Israeli minister attacks Kerry over boycott warnings
JERUSALEM - U.S. Secretary of State John Kerry is holding a gun to Israel's head in peace talks with the Palestinians by warning it could face international isolation if negotiations failed, a senior cabinet minister said on Sunday.
The remarks by Strategic Affairs Minister Yuval Steinitz, who is close to Prime Minister Benjamin Netanyahu, followed recent accusations by Israel's defence minister that Kerry was being "messianic" in his pursuit of a peace deal.
Kerry, in a discussion at a Munich security forum on Saturday, touched a nerve in Israel by pointing to "an increasing de-legitimisation" campaign building up against it internationally and "talk of boycotts" if the Israeli-Palestinian conflict did not end.
"Are we all going to be better with all of that?" asked Kerry, who is seeking to seal a framework agreement soon that will set a path toward a final accord on peace and Palestinian statehood.
Steinitz seized on the top U.S. diplomat's remarks as a threat against Israel that would only encourage the Palestinians to harden their positions in the six-month-old negotiations, which have shown few signs of progress.
"The things ... Kerry said are hurtful, they are unfair and they are intolerable," Steinitz told reporters.
"Israel cannot be expected to negotiate with a gun to its head when we are discussing the matters which are most critical to our national interests."
Netanyahu, in public remarks at the weekly meeting of his cabinet, was more guarded - making no direct mention of Kerry, who is trying to reach a framework deal for a final agreement.
But, calling any attempts to impose a boycott on Israel "immoral and unjustified", Netanyahu said: "No pressure will cause me to forfeit the State of Israel's vital interests, chiefly the security of its citizens."
Netanyahu is facing pressure from another direction - ultranationalists within his coalition government - to oppose any evacuation of Jewish settlements from Israeli-occupied land Palestinians seek for a future state.
Most countries consider those enclaves illegal, a position Israel disputes.
Moderate members of Netanyahu's administration have warned of catastrophe if the right-wing leader, whose Likud party is openly sceptical about the U.S.-brokered peace talks, walks away from the table.
His chief peace negotiator, Justice Minister Tzipi Livni, has described the negotiations as "the wall stopping a wave" of economic boycotts.
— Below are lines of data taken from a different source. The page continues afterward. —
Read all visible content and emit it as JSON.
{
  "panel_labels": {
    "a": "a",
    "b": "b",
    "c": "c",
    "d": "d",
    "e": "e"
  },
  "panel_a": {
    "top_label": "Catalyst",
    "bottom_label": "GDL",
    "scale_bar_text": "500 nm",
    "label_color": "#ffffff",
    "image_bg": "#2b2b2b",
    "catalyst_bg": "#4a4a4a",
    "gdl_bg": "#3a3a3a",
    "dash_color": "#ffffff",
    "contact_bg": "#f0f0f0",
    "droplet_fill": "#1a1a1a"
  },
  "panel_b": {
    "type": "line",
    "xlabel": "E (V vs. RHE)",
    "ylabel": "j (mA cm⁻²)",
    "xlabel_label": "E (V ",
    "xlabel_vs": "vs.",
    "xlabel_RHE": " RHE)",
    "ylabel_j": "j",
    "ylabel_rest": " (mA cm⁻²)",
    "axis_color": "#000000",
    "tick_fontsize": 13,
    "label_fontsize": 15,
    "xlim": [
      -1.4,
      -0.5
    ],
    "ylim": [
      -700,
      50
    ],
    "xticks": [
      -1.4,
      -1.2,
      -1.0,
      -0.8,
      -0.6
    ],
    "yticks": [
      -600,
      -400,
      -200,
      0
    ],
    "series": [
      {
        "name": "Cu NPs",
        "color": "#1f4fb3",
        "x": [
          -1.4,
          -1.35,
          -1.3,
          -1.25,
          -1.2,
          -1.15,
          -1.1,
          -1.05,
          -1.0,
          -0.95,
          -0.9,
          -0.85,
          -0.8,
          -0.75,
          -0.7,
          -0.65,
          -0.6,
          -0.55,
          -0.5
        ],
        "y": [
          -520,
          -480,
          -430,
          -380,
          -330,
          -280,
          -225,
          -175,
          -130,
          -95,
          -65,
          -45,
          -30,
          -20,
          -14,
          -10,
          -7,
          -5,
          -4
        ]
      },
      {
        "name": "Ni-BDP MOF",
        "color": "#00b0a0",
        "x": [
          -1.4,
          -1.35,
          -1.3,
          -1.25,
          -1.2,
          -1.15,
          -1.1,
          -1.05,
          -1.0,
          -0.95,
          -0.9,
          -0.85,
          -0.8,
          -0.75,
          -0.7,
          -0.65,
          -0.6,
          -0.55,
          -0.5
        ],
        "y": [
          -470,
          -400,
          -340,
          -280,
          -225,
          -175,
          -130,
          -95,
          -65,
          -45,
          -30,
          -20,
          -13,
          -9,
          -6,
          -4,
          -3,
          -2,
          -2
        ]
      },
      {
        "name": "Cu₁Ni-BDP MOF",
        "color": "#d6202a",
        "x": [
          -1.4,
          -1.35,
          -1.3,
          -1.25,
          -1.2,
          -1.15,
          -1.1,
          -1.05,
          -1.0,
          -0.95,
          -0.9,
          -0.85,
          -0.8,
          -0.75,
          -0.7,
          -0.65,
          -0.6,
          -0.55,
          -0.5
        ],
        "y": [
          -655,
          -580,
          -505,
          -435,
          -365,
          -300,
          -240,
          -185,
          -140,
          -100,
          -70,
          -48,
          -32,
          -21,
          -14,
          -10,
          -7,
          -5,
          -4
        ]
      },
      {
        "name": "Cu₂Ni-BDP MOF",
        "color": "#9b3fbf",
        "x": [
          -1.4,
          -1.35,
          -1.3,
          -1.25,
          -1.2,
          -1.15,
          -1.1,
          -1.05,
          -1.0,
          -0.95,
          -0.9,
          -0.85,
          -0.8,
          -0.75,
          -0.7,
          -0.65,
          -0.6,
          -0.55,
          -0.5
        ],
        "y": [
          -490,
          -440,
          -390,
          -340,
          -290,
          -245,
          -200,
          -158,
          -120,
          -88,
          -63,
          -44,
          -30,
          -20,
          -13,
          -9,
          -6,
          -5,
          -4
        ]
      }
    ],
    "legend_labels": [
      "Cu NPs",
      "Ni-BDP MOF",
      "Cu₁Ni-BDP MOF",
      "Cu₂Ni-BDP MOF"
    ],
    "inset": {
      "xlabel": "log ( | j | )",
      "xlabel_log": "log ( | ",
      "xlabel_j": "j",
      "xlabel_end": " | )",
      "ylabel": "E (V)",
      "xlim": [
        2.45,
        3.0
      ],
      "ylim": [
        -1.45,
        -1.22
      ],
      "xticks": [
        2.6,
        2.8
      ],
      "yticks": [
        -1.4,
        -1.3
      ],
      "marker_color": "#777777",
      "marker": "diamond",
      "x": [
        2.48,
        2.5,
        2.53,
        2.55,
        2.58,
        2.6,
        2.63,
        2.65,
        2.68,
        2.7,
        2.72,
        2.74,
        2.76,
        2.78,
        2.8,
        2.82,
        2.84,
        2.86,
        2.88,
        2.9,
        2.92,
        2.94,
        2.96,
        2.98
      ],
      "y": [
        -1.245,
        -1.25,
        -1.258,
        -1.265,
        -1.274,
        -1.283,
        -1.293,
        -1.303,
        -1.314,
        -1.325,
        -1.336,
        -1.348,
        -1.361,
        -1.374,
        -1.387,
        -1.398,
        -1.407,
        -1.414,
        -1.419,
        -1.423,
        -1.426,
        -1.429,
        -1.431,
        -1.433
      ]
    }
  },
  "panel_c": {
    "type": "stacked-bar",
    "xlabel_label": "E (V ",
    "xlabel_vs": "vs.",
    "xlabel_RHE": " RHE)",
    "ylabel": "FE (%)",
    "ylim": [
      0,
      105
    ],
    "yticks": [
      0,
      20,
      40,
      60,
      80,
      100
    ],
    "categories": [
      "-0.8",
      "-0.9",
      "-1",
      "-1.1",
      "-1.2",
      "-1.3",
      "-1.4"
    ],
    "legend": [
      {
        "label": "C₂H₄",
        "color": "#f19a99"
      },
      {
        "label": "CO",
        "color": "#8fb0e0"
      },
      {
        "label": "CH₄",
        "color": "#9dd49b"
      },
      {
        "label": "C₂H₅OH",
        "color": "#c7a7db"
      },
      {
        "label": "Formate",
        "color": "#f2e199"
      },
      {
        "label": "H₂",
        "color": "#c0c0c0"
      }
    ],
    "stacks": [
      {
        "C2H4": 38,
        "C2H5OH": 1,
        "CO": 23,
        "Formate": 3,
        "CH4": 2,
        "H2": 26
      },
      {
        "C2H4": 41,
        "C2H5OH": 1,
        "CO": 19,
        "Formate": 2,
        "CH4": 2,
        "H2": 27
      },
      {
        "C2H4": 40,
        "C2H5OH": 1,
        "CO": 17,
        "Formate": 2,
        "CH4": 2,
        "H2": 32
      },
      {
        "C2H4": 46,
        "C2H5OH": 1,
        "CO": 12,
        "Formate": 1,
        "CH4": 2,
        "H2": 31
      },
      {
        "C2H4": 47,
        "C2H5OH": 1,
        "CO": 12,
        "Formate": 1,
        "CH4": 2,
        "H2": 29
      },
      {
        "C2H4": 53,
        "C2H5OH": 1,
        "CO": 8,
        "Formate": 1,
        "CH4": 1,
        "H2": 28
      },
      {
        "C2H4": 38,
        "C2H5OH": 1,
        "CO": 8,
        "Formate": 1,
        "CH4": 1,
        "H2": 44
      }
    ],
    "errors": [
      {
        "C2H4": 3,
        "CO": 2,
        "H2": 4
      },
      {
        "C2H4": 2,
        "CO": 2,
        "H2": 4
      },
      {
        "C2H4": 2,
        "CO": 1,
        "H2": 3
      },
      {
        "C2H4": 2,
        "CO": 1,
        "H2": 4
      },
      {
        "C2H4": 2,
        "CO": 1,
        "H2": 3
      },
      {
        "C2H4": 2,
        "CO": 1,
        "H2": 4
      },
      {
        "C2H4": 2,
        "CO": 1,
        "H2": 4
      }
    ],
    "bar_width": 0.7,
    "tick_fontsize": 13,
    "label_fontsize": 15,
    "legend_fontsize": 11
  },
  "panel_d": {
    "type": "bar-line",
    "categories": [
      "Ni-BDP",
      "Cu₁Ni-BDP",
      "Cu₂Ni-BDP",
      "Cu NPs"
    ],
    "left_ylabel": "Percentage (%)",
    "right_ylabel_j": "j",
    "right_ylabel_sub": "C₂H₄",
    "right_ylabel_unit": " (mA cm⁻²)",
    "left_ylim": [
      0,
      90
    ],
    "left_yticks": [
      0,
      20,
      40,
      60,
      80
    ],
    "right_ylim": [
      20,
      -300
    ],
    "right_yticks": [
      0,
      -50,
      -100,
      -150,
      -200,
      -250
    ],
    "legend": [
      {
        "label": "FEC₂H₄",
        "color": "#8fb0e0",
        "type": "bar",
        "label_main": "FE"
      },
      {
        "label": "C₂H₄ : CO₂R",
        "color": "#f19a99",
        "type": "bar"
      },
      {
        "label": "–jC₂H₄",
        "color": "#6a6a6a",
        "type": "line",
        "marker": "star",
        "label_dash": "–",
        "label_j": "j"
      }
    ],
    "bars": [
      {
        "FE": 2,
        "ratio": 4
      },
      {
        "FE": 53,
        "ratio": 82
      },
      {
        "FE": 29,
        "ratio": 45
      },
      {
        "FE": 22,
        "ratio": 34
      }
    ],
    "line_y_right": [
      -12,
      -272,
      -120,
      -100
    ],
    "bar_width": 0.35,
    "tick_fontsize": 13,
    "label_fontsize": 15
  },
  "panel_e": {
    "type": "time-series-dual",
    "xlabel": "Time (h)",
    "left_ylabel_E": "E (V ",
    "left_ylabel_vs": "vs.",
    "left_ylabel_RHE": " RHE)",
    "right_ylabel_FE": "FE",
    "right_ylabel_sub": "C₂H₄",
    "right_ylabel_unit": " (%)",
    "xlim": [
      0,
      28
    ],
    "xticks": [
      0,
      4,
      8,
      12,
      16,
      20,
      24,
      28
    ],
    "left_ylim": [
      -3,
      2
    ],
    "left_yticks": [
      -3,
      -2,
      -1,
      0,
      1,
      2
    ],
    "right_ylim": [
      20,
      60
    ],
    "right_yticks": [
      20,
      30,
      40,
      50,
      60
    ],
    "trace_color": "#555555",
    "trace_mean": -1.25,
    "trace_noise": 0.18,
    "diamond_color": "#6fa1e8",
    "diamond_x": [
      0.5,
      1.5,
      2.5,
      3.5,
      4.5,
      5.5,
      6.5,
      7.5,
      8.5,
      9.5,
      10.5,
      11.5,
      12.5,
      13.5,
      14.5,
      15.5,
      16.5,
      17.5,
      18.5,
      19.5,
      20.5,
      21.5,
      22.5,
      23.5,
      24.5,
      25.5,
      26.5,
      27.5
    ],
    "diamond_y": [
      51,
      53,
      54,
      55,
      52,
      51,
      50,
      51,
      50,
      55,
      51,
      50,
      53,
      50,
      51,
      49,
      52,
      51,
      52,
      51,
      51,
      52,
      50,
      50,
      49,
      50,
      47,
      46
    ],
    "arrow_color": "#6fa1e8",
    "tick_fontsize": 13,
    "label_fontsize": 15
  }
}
And she has cautioned that Israel could face the sort of isolation imposed on South Africa during years of apartheid.
Companies in Israel's largest economic partner, the European Union, have already started to signal their concern.
One of the largest pension funds in the Netherlands, PGGM, announced last month is was divesting from five Israeli banks because of their business dealings with Jewish settlements that dot the occupied West Bank and East Jerusalem, territory Israel captured in the 1967 Middle East war.